Il se dégage une certaine mélancolie de la couverture du nouveau roman graphique d’Elodie Durand. Transitions journal d’Anne Marbot, a trouvé sa place dans la collection aux multiples facettes « Mirages » des éditions Delcourt. L’éditeur y propose des titres autobiographiques, des fictions, parfois drôles, tragiques, voire cruelles. On y découvre des recueils historiques, des adaptations de romans, des destins de personnages hors du commun, ainsi que des histoires plus engagées. L’émergence au grand jour des mouvements LGBTQIA+, y est largement évoquée : Pommes d’amour, 7 love stories, un collectif avec la participation d’Elodie Durand. Mauvais genre de Chloé Cruchaudet. La lesbienne invisible de Murielle Magellan et Sandrine Revel. Romain et Augustin – un mariage pour tous du trio Thomas Cadène, Didier Garguilo et Joseph Falzon et plus récemment l’incroyable Le jardin Paris de Gaëlle Geniller. Toutes ces parutions nous invitent à ouvrir les yeux sur ces individus qui ne se sentent ni hommes, ni femmes, et qui veulent juste être des personnes.

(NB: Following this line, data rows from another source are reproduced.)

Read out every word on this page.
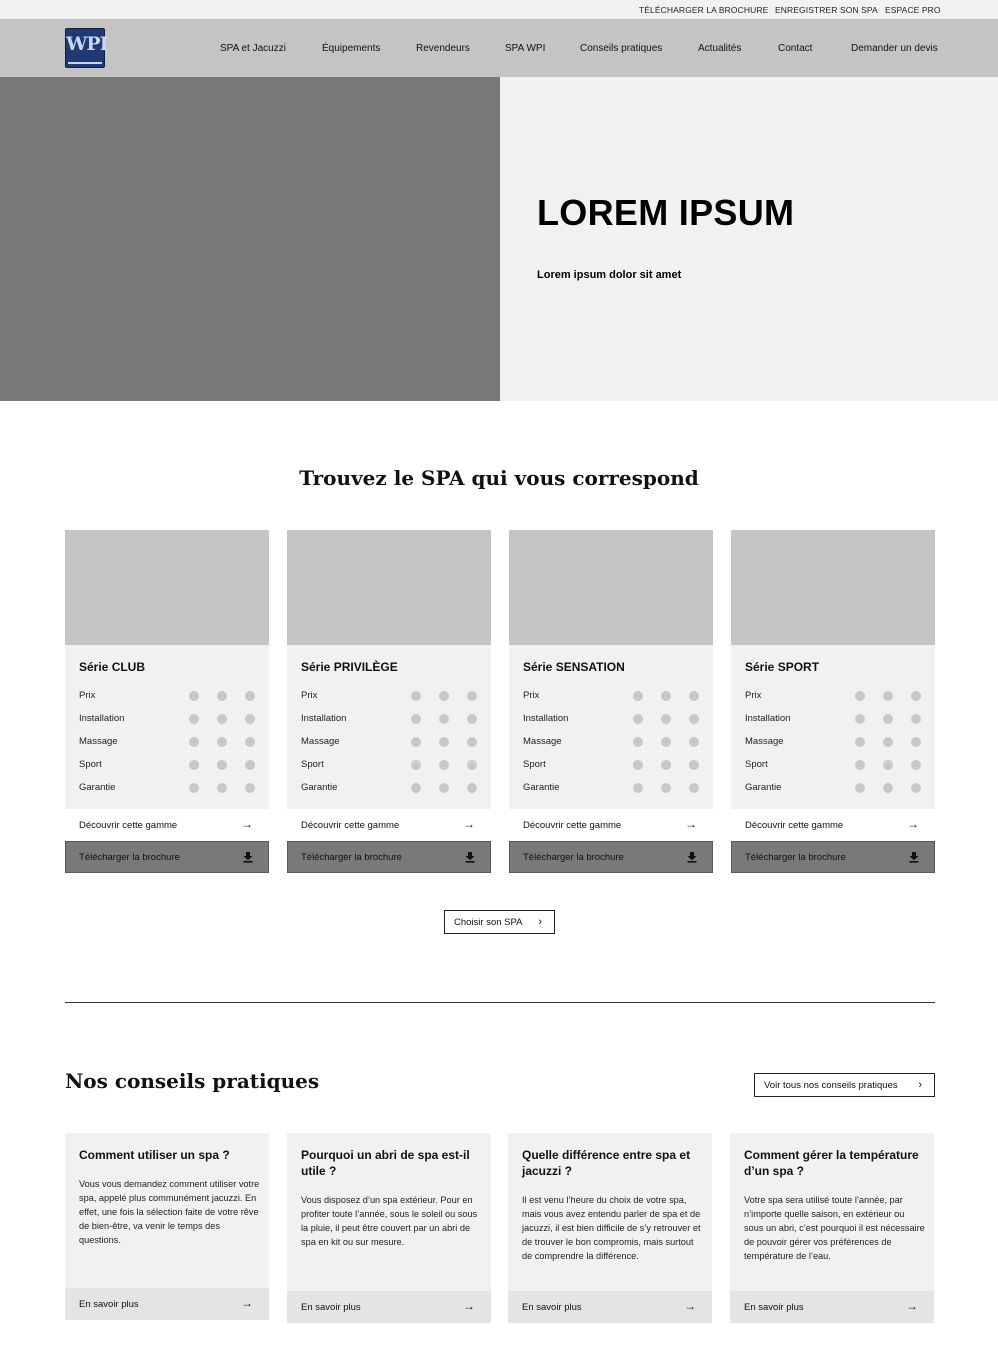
TÉLÉCHARGER LA BROCHURE ENREGISTRER SON SPA ESPACE PRO
WPI	SPA et Jacuzzi	Équipements	Revendeurs	SPA WPI	Conseils pratiques	Actualités	Contact	Demander un devis
LOREM IPSUM
Lorem ipsum dolor sit amet
Trouvez le SPA qui vous correspond
Série CLUB
Prix
Installation
Massage
Sport
Garantie
Découvrir cette gamme	→
Télécharger la brochure
Série PRIVILÈGE
Prix
Installation
Massage
Sport
Garantie
Découvrir cette gamme	→
Télécharger la brochure
Série SENSATION
Prix
Installation
Massage
Sport
Garantie
Découvrir cette gamme	→
Télécharger la brochure
Série SPORT
Prix
Installation
Massage
Sport
Garantie
Découvrir cette gamme	→
Télécharger la brochure
Choisir son SPA ›
Nos conseils pratiques	Voir tous nos conseils pratiques ›
Comment utiliser un spa ?
Vous vous demandez comment utiliser votre spa, appelé plus communément jacuzzi. En effet, une fois la sélection faite de votre rêve de bien-être, va venir le temps des questions.
En savoir plus	→
Pourquoi un abri de spa est-il utile ?
Vous disposez d’un spa extérieur. Pour en profiter toute l’année, sous le soleil ou sous la pluie, il peut être couvert par un abri de spa en kit ou sur mesure.
En savoir plus	→
Quelle différence entre spa et jacuzzi ?
Il est venu l’heure du choix de votre spa, mais vous avez entendu parler de spa et de jacuzzi, il est bien difficile de s’y retrouver et de trouver le bon compromis, mais surtout de comprendre la différence.
En savoir plus	→
Comment gérer la température d’un spa ?
Votre spa sera utilisé toute l’année, par n’importe quelle saison, en extérieur ou sous un abri, c’est pourquoi il est nécessaire de pouvoir gérer vos préférences de température de l’eau.
En savoir plus	→
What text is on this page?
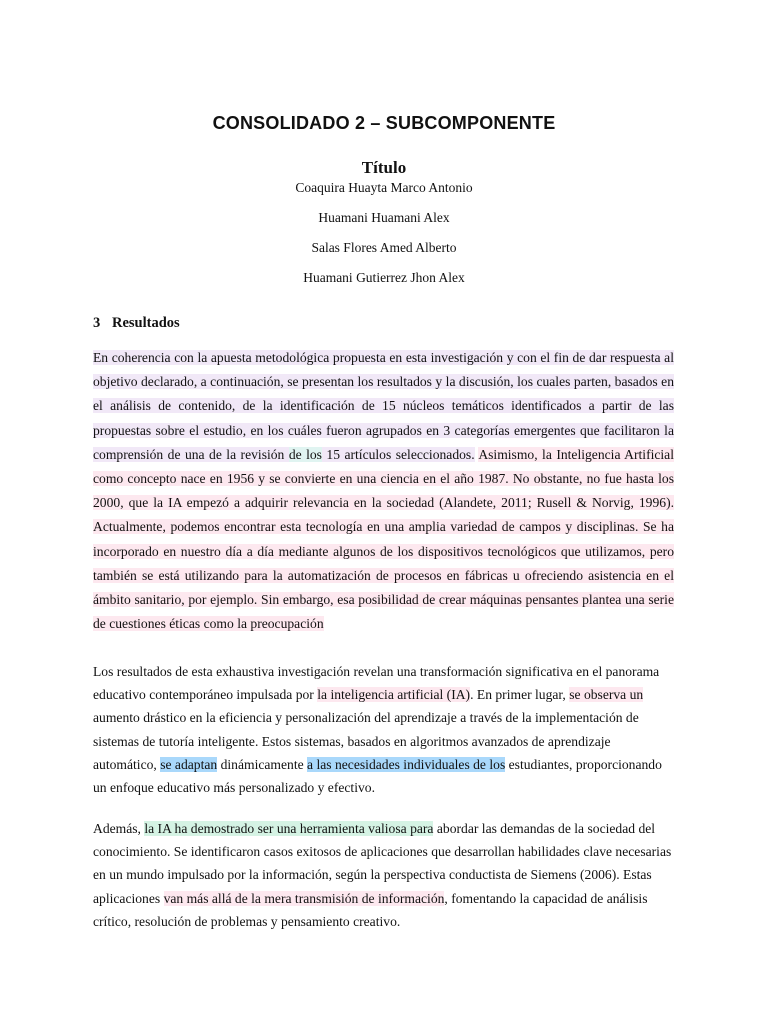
CONSOLIDADO 2 – SUBCOMPONENTE
Título
Coaquira Huayta Marco Antonio
Huamani Huamani Alex
Salas Flores Amed Alberto
Huamani Gutierrez Jhon Alex
3 Resultados
En coherencia con la apuesta metodológica propuesta en esta investigación y con el fin de dar respuesta al objetivo declarado, a continuación, se presentan los resultados y la discusión, los cuales parten, basados en el análisis de contenido, de la identificación de 15 núcleos temáticos identificados a partir de las propuestas sobre el estudio, en los cuáles fueron agrupados en 3 categorías emergentes que facilitaron la comprensión de una de la revisión de los 15 artículos seleccionados. Asimismo, la Inteligencia Artificial como concepto nace en 1956 y se convierte en una ciencia en el año 1987. No obstante, no fue hasta los 2000, que la IA empezó a adquirir relevancia en la sociedad (Alandete, 2011; Rusell & Norvig, 1996). Actualmente, podemos encontrar esta tecnología en una amplia variedad de campos y disciplinas. Se ha incorporado en nuestro día a día mediante algunos de los dispositivos tecnológicos que utilizamos, pero también se está utilizando para la automatización de procesos en fábricas u ofreciendo asistencia en el ámbito sanitario, por ejemplo. Sin embargo, esa posibilidad de crear máquinas pensantes plantea una serie de cuestiones éticas como la preocupación
Los resultados de esta exhaustiva investigación revelan una transformación significativa en el panorama educativo contemporáneo impulsada por la inteligencia artificial (IA). En primer lugar, se observa un aumento drástico en la eficiencia y personalización del aprendizaje a través de la implementación de sistemas de tutoría inteligente. Estos sistemas, basados en algoritmos avanzados de aprendizaje automático, se adaptan dinámicamente a las necesidades individuales de los estudiantes, proporcionando un enfoque educativo más personalizado y efectivo.
Además, la IA ha demostrado ser una herramienta valiosa para abordar las demandas de la sociedad del conocimiento. Se identificaron casos exitosos de aplicaciones que desarrollan habilidades clave necesarias en un mundo impulsado por la información, según la perspectiva conductista de Siemens (2006). Estas aplicaciones van más allá de la mera transmisión de información, fomentando la capacidad de análisis crítico, resolución de problemas y pensamiento creativo.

Ce serait tellement plus simple si on arrêtait de vouloir mettre les gens dans des cases et que l’on accepte que chacun puisse vivre comme il le souhaite. On ne nous fait pas, ou peu, de remarques sur la couleur de nos cheveux ou celle de nos yeux. On peut être grand ou petit. Mais pourquoi faut-il encore à l’heure actuelle avoir des préjugés sur la couleur de peau, la corpulence ou l’attirance sexuelle ? L’autrice a su avec cette bande dessinée décrire avec pudeur et sensibilité ce qui découle de certaines annonces au sein d’une famille. Elle a partagé pendant trois ans, un bout de chemin avec Anne Marbot (non fictif). Elles se sont rencontrées, elles ont répertorié et rapporté les émotions que la maman a ressenties lorsque sa fille de 19 ans lui a fait part de sa volonté d’être un garçon. Elle s’est demandée à quel moment elle a fait une erreur. Qu’a bien pu subir sa fille qu’elle ne sait pas ? Est-elle malade ? Ce sont des interrogations qui ne peuvent trouver réponses dans l’immédiat. Elle doit se remettre en question, s’informer, écouter, être un soutien pour Elsa avant de le devenir pour Alex. Ils ont tous leur propre manière de faire face à cette révélation qui les percute tel un tsunami. Pour sa maman, c’est très dur. Son beau-père le prend avec une certaine philosophie. Ses demi-frères, encore jeunes, avec détachement et le reste de la famille n’aspire qu’à son bonheur. Bien sûr, tout n’est pas tout noir ou tout blanc et le bien-être de la jeune femme reste le plus important.
Il faut s’habituer à sa nouvelle apparence, à ses changements hormonaux. Il ne faut plus la voir comme une femme mais comme un homme, oublier Elsa et dire « bienvenue » à Alex. Anne est emportée par ses craintes et désorientée par ce que sera l’avenir de son enfant. Elle subit une vraie descente aux enfers. C’est avec le soutien de son conjoint et de sa famille, l’aide d’une psychologue et grâce aux recherches engagées pour approfondir ses connaissances sur la transition que la maman entendra que le désir de sa fille pour cette transformation n’est du ni à un effet de mode, ni à l’influence de ses camarades, mais résulte d’un ressenti personnel et profond.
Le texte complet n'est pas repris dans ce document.